I know some of them lose their coat in rapid fashion at around one and that they literally just drop the baby coat as the new one comes in but that doesn;t seem to be what happens in Jaspar's line. I asked some well-known breeders about it and they say some dogs jsut get their coat very slowly so I guess one of them is Jaspar. Good thing he isn;t a show dog or actually, I doubt he could have been given the very slow progression of his coat! :)

Harry & Heidi's mom
8th March 2006, 06:17 PM
he always looked like he had pillow hair!! :)

thats Harry now, every day is a bad hair day!!

Dana
19th March 2006, 04:34 PM
Hi,
Great to read all the comments regarding hair. When I got my dog at (3 months) his hair was shiny and slick, now that he is 7 months old his hair looks a mess :( His ears are fine, but his coat is dull and fluffy. The hair on his back either stands straight up or curls towards the front :shock:

Based on y'alls comments this is normal until he is an adult? icon_yikes

Dana

Karlin
19th March 2006, 08:16 PM
Sounds like he is losing his puppy coat as the adult coat begins to come in. Don't worry, it's normal! The adults can shed their coats as well in this way.

Nicki
19th March 2006, 08:48 PM
I bought the doglets a Mason Pearson brush and just love it {the natural bristle one}

I also have a comb with rotating teeth, which is brilliant for untangling, also removes some hair.

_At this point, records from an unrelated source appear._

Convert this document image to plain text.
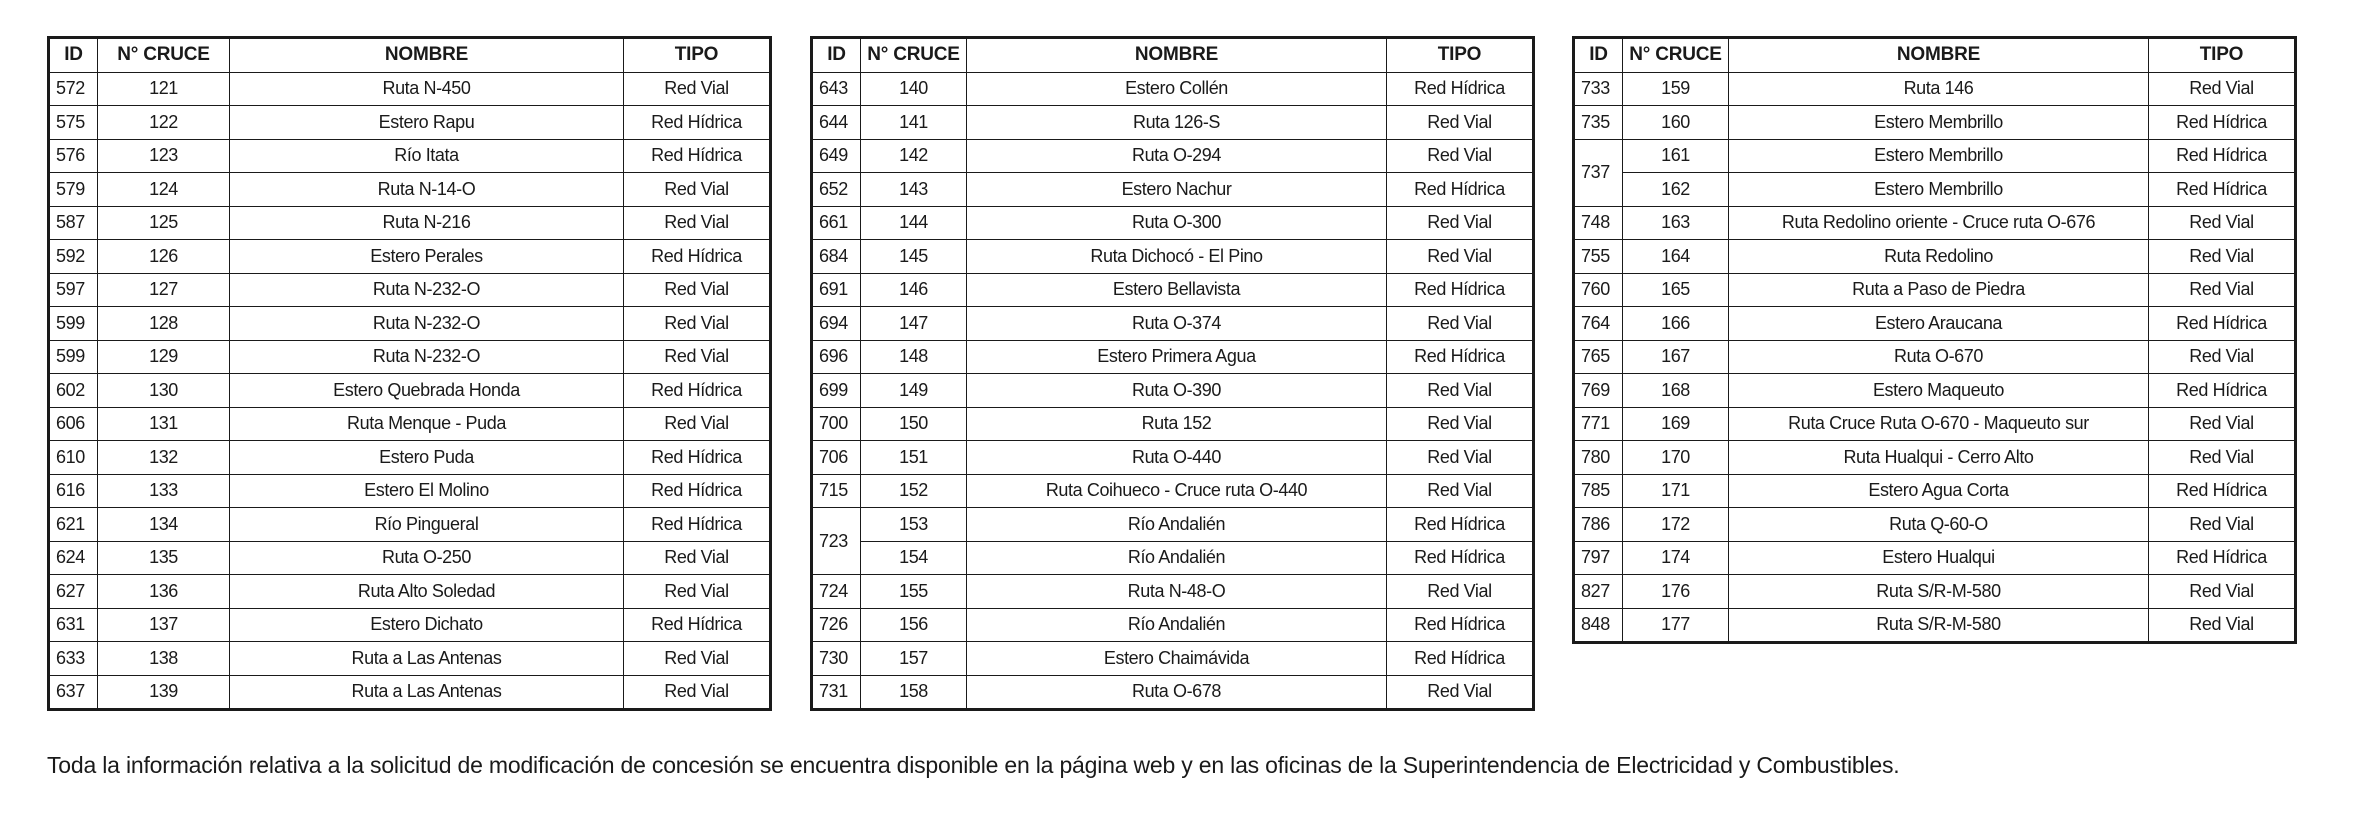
ID	N° CRUCE	NOMBRE	TIPO
572	121	Ruta N-450	Red Vial
575	122	Estero Rapu	Red Hídrica
576	123	Río Itata	Red Hídrica
579	124	Ruta N-14-O	Red Vial
587	125	Ruta N-216	Red Vial
592	126	Estero Perales	Red Hídrica
597	127	Ruta N-232-O	Red Vial
599	128	Ruta N-232-O	Red Vial
599	129	Ruta N-232-O	Red Vial
602	130	Estero Quebrada Honda	Red Hídrica
606	131	Ruta Menque - Puda	Red Vial
610	132	Estero Puda	Red Hídrica
616	133	Estero El Molino	Red Hídrica
621	134	Río Pingueral	Red Hídrica
624	135	Ruta O-250	Red Vial
627	136	Ruta Alto Soledad	Red Vial
631	137	Estero Dichato	Red Hídrica
633	138	Ruta a Las Antenas	Red Vial
637	139	Ruta a Las Antenas	Red Vial
ID	N° CRUCE	NOMBRE	TIPO
643	140	Estero Collén	Red Hídrica
644	141	Ruta 126-S	Red Vial
649	142	Ruta O-294	Red Vial
652	143	Estero Nachur	Red Hídrica
661	144	Ruta O-300	Red Vial
684	145	Ruta Dichocó - El Pino	Red Vial
691	146	Estero Bellavista	Red Hídrica
694	147	Ruta O-374	Red Vial
696	148	Estero Primera Agua	Red Hídrica
699	149	Ruta O-390	Red Vial
700	150	Ruta 152	Red Vial
706	151	Ruta O-440	Red Vial
715	152	Ruta Coihueco - Cruce ruta O-440	Red Vial
723	153	Río Andalién	Red Hídrica
	154	Río Andalién	Red Hídrica
724	155	Ruta N-48-O	Red Vial
726	156	Río Andalién	Red Hídrica
730	157	Estero Chaimávida	Red Hídrica
731	158	Ruta O-678	Red Vial
ID	N° CRUCE	NOMBRE	TIPO
733	159	Ruta 146	Red Vial
735	160	Estero Membrillo	Red Hídrica
737	161	Estero Membrillo	Red Hídrica
	162	Estero Membrillo	Red Hídrica
748	163	Ruta Redolino oriente - Cruce ruta O-676	Red Vial
755	164	Ruta Redolino	Red Vial
760	165	Ruta a Paso de Piedra	Red Vial
764	166	Estero Araucana	Red Hídrica
765	167	Ruta O-670	Red Vial
769	168	Estero Maqueuto	Red Hídrica
771	169	Ruta Cruce Ruta O-670 - Maqueuto sur	Red Vial
780	170	Ruta Hualqui - Cerro Alto	Red Vial
785	171	Estero Agua Corta	Red Hídrica
786	172	Ruta Q-60-O	Red Vial
797	174	Estero Hualqui	Red Hídrica
827	176	Ruta S/R-M-580	Red Vial
848	177	Ruta S/R-M-580	Red Vial
Toda la información relativa a la solicitud de modificación de concesión se encuentra disponible en la página web y en las oficinas de la Superintendencia de Electricidad y Combustibles.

The other item we have is the torture tool :lol: it's a Mars Coat King Stripping Knife, the 22 blade extra fine one I think {without checking!}. It takes out all the dead coat, meaning they shed a lot less. I wouldn't be without it now...it looks viscous, but you can pull it across your own skin and it doesn't cut.

Karlin
20th March 2006, 12:23 AM
Does the rotating comb really work better than regular combs? I have been wondering about getting one. Jaspar really gets tangles fast; his coat is much finer and prone to snarling than Leo's, and he just detests having it brushed and combed (even though I started him on soft puppy brushes!).

Forest
20th March 2006, 10:28 AM
My Lottie has hair that is like fairy floss and she is 3 1/2. Unfortunately neither of my girls like to be groomed. I think that it is because they have a bad mother who was not strict enough with them when they were little :oops:
Julie and the girls

Nicki
20th March 2006, 04:04 PM
Karlin I was really sceptical when people ranted about how wonderful the rotating combs were...until I bought one...and then bought one for my friend too :lol:

I find it so much easier, especially for Rupert - he's not very tolerant of grooming due to his Syringomyelia.

This comb makes it much easier and quicker to groom - it doesn't seem to pull as much.

The one I got is a Mikki one - this has a plastic handle which is easy to hold. You can also get all metal ones which are great as they can be boiled {for sterilising} if necessary.

I got mine from

http://www.hubintsecured.co.uk/acatalog/Combs.html

they have lots of different ones now {knew I shouldn't have looked :( }

This looks very good:

Ferplast GRO 5878 Rotating Teeth Moulting Comb (Ref. 4057)

I have this one but they do different ones too now.
Untangler Super Groom Comb (Ref. 887)


Don't worry Julie, I think we are all like that!! Have you tried rewarding them with treats for standing still and being good?